HO-2 and HO-3 policies are for homeowners. HO-2 policies usually cover 16 perils (which are listed in the post). HO-3 policies might be broader than HO-2 policies as also noted in the post.
But what about HO-6 policies? HO-6 is insurance for condo owners. What is typically covered is listed in the post – and should be compared to the unit boundaries noted in your association’s governing documents BEFORE purchase of the insurance policy.
TAKEAWAY: Make sure you have the right insurance for your situation – and that your coverage matches what you own pursuant to your condo association documents. Get advice from a community association lawyer to be sure.
The post on Friday 1/20/2023 told us Tesla told workers not to discuss pay or working conditions allege employees in recent NLRB complaint. You remember Section 7 of the National Labor Relations Act, right? And that it applies to ALL workplaces, unionized or not, right?
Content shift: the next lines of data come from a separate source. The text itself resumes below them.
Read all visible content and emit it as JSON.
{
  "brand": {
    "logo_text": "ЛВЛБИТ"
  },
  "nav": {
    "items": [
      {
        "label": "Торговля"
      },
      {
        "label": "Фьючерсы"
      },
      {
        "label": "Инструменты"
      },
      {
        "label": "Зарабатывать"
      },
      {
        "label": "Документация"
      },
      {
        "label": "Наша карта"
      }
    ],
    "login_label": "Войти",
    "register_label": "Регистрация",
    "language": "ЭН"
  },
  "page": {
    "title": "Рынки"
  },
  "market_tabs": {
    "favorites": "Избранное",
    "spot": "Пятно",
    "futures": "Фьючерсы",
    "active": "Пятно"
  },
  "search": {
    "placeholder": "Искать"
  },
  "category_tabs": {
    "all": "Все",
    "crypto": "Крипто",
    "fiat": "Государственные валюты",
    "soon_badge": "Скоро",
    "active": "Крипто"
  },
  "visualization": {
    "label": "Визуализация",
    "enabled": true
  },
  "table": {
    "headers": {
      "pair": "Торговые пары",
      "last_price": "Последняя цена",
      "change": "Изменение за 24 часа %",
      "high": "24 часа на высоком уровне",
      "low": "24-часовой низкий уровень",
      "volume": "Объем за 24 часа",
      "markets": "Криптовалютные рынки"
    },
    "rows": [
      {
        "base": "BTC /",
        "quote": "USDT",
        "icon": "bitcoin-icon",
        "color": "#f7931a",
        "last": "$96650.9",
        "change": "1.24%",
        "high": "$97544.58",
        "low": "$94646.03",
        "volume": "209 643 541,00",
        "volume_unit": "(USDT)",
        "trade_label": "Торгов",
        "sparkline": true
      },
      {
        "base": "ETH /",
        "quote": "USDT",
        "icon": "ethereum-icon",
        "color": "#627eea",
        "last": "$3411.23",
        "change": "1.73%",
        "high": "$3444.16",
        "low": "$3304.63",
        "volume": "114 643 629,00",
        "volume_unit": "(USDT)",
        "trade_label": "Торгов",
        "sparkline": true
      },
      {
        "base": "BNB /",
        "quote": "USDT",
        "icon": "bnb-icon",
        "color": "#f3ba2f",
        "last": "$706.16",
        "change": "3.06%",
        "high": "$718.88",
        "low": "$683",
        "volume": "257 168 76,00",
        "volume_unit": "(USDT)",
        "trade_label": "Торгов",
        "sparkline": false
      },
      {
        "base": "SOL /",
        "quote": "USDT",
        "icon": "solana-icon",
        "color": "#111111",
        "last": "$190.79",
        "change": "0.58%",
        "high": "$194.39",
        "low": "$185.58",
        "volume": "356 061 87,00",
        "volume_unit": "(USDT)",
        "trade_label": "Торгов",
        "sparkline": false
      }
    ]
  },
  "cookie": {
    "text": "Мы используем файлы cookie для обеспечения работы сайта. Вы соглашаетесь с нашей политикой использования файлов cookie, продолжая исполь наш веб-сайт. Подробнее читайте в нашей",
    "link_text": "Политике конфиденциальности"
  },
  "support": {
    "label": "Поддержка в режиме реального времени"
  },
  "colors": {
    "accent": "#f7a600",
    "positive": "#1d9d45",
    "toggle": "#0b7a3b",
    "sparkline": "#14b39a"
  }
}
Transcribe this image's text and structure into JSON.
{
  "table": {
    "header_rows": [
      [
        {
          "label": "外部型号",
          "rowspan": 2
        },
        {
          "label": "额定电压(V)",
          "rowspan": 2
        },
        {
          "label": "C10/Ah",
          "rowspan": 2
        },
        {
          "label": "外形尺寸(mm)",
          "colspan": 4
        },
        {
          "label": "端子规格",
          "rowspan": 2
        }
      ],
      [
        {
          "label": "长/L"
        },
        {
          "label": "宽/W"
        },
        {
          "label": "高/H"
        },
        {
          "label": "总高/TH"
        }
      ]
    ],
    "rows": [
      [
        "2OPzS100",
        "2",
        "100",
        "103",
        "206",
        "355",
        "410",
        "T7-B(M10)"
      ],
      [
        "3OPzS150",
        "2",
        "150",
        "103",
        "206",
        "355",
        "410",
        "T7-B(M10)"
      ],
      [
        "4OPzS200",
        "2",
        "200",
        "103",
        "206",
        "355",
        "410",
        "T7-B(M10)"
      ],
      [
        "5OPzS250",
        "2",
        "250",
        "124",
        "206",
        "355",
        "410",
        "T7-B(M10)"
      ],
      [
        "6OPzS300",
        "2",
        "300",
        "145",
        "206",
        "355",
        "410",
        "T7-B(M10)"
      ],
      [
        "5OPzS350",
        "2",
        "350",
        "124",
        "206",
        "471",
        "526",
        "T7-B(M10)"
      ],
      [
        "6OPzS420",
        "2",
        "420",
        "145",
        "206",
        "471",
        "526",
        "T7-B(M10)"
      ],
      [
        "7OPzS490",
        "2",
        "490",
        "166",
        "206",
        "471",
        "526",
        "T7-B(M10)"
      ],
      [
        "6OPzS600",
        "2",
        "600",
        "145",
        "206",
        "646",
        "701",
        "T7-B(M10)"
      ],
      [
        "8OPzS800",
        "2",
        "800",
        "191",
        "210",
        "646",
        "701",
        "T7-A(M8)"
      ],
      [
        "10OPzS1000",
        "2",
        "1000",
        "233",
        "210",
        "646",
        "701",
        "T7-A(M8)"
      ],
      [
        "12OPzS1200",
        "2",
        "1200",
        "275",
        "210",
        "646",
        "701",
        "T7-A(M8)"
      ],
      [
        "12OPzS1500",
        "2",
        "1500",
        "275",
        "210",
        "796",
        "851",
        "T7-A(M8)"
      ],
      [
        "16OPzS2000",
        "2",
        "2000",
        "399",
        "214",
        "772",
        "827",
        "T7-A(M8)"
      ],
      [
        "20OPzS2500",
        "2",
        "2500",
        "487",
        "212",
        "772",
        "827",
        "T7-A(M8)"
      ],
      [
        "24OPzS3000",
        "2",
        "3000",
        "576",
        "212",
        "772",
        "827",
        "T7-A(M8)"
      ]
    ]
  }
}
And that it lets employees discuss the terms and conditions of their employment for the noted purposes, right? Well, apparently not all employers remember this, Tesla being one of them. The recent complaint alleges that between December 2021 and January 2022 Tesla told employees “not to complain to higher level managers about their pay or other conditions of employment” and more as noted in the post. And now a judge will decide if the complaint holds water. And this is on top of Tesla’s other legal troubles, including a complaint filed with the NLRB in December 2022 alleging that two employees were fired after criticizing Musk and a class action suit that was discussed in our post of January 12, 2023. And there might be more (as noted in this past).
TAKEAWAY: Employers cannot prohibit employees from discussing terms and conditions of work. Period.
Finally, in the post yesterday 1/21/2023, we read workplace law predictions for 2023. Predictions are tough as there is no crystal ball for the employment law arena. Nobody foresaw COVID-19 or the “Great Resignation” or quiet quitting. But there are some things for employers to keep an eye/ear out for in 2023, including the release of new overtime regula-tions (with an increase in the salary threshold for exemption as noted in the post), a new joint-employer rule, increased OSHA workplace inspections, state laws limiting restrictions on non-competes, changes in background screening of applicants, and more as listed and discussed in the post.
TAKEAWAY: Good (and proactive) employers must keep their heads up and eyes and ears open and be ready for changes – keep an employment lawyer on speed-dial.